神の国に入る人たちもいます。29節には「人々は、東からも西からも、また南からも北からも来て、神の国で食卓に着きます。」と書かれています。ユダヤ人たちにはびっくりすることでしたが、主イエスは、ユダヤ人以外の人々も世界中から神の国に入ることができると約束しているのです。確かに、救いに至る門は狭いのですが、しかし、入ろうと思う人は誰もが入ることができる門でもあります。そして、神の国は、この地上の世界とはまったく違うことが分かります。主は「今しんがりの者があとで先頭になり、いま先頭の者がしんがりになるのです。」と言われました。この地上では人々の評価を受けることができなかった人が神の国では大きな栄光を受け、反対に、この地上では権力や影響力を持っていた人が神の国では、門の外に追い出されることがあるのです。神が大切に考えておられるのは、私たちが地上で高い地位についているとか、たくさんの財産を持っているとか、力を持っているということではありません。どれだけ私たちが神様に服従して生きているかどうかを神様は見ておられます。

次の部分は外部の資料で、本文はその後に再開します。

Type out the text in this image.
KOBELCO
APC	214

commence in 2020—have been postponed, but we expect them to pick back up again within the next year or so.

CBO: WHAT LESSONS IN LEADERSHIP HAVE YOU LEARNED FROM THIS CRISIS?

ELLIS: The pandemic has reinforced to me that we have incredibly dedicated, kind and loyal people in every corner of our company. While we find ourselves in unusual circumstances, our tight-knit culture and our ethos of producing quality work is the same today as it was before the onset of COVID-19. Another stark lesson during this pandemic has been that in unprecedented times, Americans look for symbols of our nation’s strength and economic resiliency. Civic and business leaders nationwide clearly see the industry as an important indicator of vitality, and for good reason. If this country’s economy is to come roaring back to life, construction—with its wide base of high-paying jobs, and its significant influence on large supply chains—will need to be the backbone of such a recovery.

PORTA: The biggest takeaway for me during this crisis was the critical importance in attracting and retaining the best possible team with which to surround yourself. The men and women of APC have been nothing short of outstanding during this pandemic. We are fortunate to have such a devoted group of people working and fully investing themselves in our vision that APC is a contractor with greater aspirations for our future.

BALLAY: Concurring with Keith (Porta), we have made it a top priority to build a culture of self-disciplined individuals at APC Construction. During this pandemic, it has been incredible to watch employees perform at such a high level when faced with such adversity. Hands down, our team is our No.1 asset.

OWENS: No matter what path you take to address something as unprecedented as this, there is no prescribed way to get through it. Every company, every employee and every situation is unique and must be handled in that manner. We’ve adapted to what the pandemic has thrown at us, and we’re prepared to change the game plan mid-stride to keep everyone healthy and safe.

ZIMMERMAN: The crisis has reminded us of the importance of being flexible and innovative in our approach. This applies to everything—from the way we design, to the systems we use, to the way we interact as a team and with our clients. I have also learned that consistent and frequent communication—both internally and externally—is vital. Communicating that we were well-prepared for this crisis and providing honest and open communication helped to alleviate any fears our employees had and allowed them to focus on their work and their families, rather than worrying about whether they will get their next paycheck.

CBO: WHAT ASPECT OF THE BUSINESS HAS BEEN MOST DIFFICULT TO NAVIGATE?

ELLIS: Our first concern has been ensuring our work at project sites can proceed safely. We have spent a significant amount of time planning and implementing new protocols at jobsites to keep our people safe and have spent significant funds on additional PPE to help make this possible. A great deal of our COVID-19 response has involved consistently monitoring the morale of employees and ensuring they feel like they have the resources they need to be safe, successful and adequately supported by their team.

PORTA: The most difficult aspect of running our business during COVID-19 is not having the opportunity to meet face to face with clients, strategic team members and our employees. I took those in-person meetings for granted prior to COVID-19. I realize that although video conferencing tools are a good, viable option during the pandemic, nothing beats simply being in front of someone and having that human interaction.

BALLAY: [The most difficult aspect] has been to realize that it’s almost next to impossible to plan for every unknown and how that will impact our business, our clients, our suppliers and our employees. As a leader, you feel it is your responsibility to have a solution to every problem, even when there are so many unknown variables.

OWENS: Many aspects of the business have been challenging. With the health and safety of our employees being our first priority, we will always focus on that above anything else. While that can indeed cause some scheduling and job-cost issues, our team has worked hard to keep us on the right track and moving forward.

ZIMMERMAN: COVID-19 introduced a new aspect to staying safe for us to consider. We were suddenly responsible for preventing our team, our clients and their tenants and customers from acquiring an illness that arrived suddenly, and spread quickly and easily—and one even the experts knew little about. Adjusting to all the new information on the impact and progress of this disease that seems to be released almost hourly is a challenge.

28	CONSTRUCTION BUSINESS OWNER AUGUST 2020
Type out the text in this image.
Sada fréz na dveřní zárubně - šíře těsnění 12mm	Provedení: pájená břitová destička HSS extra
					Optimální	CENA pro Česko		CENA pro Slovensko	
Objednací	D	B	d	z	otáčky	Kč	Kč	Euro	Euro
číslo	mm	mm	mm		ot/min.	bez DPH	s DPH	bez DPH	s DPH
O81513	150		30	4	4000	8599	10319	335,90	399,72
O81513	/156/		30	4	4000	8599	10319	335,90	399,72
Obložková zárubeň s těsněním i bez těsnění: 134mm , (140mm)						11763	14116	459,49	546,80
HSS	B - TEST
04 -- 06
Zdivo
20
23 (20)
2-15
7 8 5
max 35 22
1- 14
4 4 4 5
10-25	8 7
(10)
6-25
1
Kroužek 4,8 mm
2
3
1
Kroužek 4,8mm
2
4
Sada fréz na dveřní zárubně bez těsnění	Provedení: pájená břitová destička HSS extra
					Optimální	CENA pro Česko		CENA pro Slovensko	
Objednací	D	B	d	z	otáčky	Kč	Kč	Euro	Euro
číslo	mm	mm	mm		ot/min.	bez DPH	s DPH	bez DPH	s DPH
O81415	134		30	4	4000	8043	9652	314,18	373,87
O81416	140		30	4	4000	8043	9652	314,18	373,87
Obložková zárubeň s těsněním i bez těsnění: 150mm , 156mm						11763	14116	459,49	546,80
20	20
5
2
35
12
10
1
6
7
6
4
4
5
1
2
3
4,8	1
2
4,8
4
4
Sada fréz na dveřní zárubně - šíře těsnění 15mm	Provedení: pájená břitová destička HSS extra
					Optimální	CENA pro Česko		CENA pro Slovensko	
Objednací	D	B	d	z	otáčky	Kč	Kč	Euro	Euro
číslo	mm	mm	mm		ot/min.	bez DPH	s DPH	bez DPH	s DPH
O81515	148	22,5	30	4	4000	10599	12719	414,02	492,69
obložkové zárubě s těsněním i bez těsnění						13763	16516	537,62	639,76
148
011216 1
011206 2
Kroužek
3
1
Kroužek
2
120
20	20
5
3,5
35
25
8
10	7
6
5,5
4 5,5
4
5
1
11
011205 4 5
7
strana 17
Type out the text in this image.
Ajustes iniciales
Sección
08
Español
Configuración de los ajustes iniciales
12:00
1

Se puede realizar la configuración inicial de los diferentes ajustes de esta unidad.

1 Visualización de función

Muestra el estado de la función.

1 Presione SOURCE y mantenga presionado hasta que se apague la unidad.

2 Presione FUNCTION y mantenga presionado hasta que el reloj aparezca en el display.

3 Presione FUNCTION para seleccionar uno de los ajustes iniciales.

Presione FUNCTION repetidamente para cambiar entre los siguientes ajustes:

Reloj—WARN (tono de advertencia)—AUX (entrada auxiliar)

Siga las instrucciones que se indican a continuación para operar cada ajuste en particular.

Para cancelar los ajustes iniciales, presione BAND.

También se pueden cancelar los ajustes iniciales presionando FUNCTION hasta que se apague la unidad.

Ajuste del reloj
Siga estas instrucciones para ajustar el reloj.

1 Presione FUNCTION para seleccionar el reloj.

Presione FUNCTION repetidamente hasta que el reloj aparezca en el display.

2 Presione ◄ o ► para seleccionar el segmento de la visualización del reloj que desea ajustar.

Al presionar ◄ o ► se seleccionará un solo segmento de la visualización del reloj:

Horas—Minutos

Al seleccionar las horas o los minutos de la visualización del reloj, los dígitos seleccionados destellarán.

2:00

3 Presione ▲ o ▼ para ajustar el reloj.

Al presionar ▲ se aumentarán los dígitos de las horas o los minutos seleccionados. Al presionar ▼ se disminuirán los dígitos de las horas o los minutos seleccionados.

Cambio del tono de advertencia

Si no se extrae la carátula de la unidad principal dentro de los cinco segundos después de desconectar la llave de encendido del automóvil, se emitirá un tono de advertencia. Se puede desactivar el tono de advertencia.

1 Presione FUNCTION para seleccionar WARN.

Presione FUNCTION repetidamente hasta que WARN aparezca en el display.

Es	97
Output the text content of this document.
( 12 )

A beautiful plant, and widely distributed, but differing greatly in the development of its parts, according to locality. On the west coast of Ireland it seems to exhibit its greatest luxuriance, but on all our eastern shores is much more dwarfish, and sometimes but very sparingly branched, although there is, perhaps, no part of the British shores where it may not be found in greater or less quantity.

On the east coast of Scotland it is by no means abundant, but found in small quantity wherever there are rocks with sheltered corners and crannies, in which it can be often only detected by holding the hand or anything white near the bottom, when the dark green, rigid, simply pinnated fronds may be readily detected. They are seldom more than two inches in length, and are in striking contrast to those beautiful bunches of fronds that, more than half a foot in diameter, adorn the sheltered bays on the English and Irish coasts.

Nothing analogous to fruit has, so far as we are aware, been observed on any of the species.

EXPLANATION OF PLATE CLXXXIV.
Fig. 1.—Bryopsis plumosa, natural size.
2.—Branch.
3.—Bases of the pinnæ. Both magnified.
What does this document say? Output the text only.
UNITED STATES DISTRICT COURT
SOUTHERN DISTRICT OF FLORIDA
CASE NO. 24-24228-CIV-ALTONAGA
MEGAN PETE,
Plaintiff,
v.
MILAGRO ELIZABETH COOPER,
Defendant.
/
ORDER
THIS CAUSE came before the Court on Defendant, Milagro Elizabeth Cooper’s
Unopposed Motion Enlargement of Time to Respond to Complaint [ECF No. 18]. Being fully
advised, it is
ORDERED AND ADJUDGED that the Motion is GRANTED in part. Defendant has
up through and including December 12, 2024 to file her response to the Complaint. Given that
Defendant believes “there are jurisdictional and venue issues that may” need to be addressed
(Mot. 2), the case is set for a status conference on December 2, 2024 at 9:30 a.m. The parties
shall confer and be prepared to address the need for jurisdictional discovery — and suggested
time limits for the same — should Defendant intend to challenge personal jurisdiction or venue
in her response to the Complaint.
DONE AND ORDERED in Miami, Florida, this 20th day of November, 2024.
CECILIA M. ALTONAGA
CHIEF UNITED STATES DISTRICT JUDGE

今も開かれています。世界の東からも西からも北からも南からも入れるように開かれています。私たちは、神に従って生きることを決断すれば、神の国で大勢の人々と共に食卓について永遠の喜びに入ることが許されています。聖書は言っています。「今が恵みの時、今は救いの日です。」あなたは、自分に与えられている人生をどのように生きるでしょうか。ただ、楽な道を生きるのでしょうか。救いの道は決して簡単な道ではありませんが、その行き着くところは永遠の祝福です。救いに入る門が閉じられる前に神の救いに入りましょう。
自転車レース『ツール・ド・フランス』で連勝したアームストロングというアメリカ人がいます。彼は自転車の選手でしたが25歳の時にガンにかかります。彼は何ヶ月も化学療法を受けた後、毎日、家のソファーでごろごろしたり、ゴルフをしたりしていました。ある日、彼の奥さんが彼に言いました。「あなたは今、一つの決断をしなければならないと思うわ。これからずっとあなたはゴルフして、ビール飲んで、家でごろごろするつもりなの?」
アームストロングはこの妻の言葉で目が覚めました。「妻から言われた次の週には私はトレーニングを再開していました。私は生まれて初めてしっかりした目標を持って自転車に乗りました。ガンにならなかったら、私はツール・ド・フランスで優勝することは無かったと思います。ガンが、私に目的のある人生を生きる気持ちを与えてくれました。彼は人生の大事な決断をしなければなりませんでしたが、彼は狭い門を選びました。自分がガンだからと言い訳をして楽な道を選んでいたら彼がレースで優勝することは決してありませんでした。彼は狭い門を選んで勝利を経験しました。主イエスは、努力して狭い門から入りなさいと言っておられます。それは、その狭い門を通る時に、はじめて神の救い、永遠の救いをエルことができるからです。